Food inflation to decline by month-end: Basu
The country's food inflation, which is hovering above 12 per cent, will ease over the next two weeks but prices of non-food items are on the rise, chief economic advisor Kaushik Basu said on Friday.business Updated: Jul 17, 2010 01:56 IST
The country's food inflation, which is hovering above 12 per cent, will ease over the next two weeks but prices of non-food items are on the rise, chief economic advisor Kaushik Basu said on Friday.
"It is reasonable to predict that the food price inflation that will be announced 2 weeks from now, that is, on Thursday, July 29, will be substantially lower than what the inflation is right now," Basu said.

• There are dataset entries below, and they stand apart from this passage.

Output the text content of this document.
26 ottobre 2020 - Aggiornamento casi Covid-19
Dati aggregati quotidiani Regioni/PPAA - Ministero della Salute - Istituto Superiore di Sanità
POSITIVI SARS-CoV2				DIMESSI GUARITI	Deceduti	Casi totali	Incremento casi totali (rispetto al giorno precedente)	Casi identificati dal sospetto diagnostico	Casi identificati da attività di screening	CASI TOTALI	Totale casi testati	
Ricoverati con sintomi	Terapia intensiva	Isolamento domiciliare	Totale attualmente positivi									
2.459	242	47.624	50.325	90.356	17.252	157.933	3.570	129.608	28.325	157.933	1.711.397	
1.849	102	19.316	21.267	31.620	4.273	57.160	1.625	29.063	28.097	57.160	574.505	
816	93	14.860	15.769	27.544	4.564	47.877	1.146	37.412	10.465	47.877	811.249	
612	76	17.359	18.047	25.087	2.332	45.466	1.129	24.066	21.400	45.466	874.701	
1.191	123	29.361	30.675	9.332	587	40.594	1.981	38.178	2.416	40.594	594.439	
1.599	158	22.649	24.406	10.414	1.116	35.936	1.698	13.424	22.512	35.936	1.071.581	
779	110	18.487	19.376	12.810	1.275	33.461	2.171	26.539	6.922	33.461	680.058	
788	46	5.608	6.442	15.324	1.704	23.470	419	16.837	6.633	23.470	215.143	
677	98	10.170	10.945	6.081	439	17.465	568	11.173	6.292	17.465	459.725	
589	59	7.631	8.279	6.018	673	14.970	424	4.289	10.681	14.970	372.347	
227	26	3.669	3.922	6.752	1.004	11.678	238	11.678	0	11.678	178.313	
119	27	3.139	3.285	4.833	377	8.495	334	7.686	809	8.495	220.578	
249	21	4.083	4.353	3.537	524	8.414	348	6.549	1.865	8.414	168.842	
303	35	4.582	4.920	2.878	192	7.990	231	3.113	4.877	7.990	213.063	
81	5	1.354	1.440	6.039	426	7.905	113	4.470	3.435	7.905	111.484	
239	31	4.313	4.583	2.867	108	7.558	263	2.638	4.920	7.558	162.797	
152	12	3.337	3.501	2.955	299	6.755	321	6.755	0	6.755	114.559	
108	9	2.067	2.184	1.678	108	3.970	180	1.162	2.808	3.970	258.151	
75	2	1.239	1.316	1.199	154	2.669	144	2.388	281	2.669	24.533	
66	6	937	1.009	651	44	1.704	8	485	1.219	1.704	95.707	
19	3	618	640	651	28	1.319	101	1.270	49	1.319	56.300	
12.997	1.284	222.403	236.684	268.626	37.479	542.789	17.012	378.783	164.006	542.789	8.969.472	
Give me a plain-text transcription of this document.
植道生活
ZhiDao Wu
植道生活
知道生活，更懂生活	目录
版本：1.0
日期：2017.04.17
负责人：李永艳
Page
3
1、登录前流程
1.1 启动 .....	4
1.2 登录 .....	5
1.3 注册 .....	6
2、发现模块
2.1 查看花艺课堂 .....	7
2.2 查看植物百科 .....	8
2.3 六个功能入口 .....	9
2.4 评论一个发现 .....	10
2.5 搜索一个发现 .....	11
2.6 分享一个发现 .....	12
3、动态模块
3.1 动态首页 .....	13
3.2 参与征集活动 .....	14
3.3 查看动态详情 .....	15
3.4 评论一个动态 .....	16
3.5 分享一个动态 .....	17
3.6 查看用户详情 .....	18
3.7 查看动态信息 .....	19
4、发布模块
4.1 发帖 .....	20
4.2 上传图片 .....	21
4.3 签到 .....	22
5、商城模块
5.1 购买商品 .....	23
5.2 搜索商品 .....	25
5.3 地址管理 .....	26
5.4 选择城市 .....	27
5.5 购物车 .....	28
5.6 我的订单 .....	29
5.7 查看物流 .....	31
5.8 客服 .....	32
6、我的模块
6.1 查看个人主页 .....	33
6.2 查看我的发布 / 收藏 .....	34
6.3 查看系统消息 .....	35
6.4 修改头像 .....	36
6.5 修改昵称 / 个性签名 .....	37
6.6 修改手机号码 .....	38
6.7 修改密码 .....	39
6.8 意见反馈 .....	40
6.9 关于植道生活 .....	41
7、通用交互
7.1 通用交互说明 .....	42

India's inflation rate galloped to 10.55 per cent in June, up from 10.16 per cent in May.
After dropping for two straight weeks, food inflation had risen to 12.81 per cent for the week ended July 3.
A lot will still depend on an adequate monsoon, crucial for the summer-sown kharif crop that accounts for more than half of the country's food output.
While food inflation remain at elevated levels, core inflation, or prices of goods other than food and fuel, rose by 7.3 per cent from 6.7 per cent in the previous month.
"Though inflation has gone down and food prices have flattened, there is no denying we have to work on food production across the board and especially in some items where India is a major consumer," Basu said.
The higher inflation rate in June partly mirrors the increase in fuel prices, that were deregulated three weeks ago.
Economists expect the RBI to raise both repo and reverse repo rates at its quarterly policy review meeting on July 27.
A higher repo rate—the rate at RBI lends to banks—would make it costlier for banks to borrow, prompting them to charge more from final loan borrowers.
RBI uses the reverse repo rate — the rate at which it borrows from banks — to suck out excess money from the system to stymie demand.
RBI raised both the rates by 0.25 percentage points less than a fortnight ago to 5.5 and 4 per cent respectively.
"We expect the RBI to hike rates by 0.25 percentage points at the credit policy review on July 27," said Barclays Capital economist Rahul Bajoria.